Answer:
A - Frequency of D allele = 0.35
Frequency of d allele = 0.65
B- Frequency of DD genotype = 0.1225
Frequency of Dd genotype = 0.455
Frequency of dd genotype = 0.425.
C - Total population = 400
Frequency of heterozygous population = 400*0.455 = 183.
EXPLANATION:
The equilibrium sum of all the allelic frequency of a gene is always 1 and sum of all the genotypic frequency of all the genotype is always 1 - This is according to Hardy-Weinberg.
So p+q =1
p2+ 2pq+q2 =1
where p = frequency of dominant allele
q is the frequency of the recessive allele.

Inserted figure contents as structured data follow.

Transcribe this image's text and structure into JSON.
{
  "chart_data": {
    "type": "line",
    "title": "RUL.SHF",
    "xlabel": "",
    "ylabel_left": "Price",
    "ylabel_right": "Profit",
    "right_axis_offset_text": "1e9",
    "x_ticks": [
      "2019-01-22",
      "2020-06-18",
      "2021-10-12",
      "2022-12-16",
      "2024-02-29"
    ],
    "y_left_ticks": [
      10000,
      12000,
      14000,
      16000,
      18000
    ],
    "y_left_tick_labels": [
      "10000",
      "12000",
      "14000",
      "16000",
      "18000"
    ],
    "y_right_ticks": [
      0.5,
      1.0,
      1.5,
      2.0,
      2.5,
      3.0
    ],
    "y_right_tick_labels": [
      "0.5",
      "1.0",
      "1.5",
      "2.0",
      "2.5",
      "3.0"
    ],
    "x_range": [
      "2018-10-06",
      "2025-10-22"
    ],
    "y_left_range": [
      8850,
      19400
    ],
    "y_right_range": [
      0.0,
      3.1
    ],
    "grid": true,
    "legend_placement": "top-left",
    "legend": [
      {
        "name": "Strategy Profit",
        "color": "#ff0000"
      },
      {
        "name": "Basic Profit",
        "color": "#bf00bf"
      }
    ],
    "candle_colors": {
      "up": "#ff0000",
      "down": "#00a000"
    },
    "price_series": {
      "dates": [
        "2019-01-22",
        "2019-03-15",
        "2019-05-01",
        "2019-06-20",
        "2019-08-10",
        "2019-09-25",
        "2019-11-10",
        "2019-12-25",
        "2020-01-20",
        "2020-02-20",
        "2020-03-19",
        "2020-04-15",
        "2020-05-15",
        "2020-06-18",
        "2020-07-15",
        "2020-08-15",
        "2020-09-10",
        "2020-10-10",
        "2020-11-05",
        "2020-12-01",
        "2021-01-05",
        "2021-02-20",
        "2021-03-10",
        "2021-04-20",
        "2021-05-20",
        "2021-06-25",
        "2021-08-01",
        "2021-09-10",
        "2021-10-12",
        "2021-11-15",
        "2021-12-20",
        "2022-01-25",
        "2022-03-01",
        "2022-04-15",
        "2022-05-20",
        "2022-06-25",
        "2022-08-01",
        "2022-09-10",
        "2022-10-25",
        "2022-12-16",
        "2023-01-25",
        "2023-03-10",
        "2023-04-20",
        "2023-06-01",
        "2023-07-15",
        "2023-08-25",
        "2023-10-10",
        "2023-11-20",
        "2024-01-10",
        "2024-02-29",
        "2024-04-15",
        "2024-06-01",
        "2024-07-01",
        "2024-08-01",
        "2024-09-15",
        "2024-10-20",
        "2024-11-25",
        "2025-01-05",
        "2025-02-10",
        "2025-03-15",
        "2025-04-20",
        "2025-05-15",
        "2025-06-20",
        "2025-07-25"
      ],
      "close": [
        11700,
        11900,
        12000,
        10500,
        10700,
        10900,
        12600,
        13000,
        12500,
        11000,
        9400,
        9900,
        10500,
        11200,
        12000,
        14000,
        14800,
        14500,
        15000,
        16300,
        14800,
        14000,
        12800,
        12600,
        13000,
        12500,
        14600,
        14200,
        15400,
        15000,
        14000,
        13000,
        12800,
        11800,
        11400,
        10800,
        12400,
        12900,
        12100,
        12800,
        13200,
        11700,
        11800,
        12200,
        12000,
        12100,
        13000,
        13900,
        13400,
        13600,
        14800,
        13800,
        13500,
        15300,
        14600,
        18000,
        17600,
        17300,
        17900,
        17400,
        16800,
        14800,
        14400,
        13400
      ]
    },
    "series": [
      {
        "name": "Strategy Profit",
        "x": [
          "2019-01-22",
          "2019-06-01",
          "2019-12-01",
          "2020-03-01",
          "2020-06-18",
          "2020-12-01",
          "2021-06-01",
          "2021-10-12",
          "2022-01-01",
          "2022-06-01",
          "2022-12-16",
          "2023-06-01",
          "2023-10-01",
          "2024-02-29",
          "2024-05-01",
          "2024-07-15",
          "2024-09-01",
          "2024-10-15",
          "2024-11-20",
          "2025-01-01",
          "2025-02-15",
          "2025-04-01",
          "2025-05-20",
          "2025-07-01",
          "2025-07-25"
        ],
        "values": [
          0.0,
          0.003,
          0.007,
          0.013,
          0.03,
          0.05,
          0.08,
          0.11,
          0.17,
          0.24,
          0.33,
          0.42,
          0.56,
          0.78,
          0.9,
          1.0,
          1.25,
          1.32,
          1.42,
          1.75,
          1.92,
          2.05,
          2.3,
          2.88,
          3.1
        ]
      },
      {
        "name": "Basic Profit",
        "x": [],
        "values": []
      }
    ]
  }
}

from the question, it was given that there were 170 individual out of 400, which were Rh- negative,
So q2 = 170/400 = 0.425
q= 0.65
Also p+q =1
so p = 1-q
or p = 1-0.65
Hence p =0.35
Frequency of homozgupus for D allele = 0.35*0.35 = 0.1225
Frequency of heterozygous or Dd will be 2pq.
or 2*0.35*0.65 = 0.455
A - Frequency of D allele = 0.35
Frequency of d allele = 0.65
B- Frequency of DD genotype = 0.1225
Frequency of Dd genotype = 0.455
Frequency of dd genotype = 0.425.
C - Total population = 400
Frequency of heterozygous population = 400*0.455 = 183.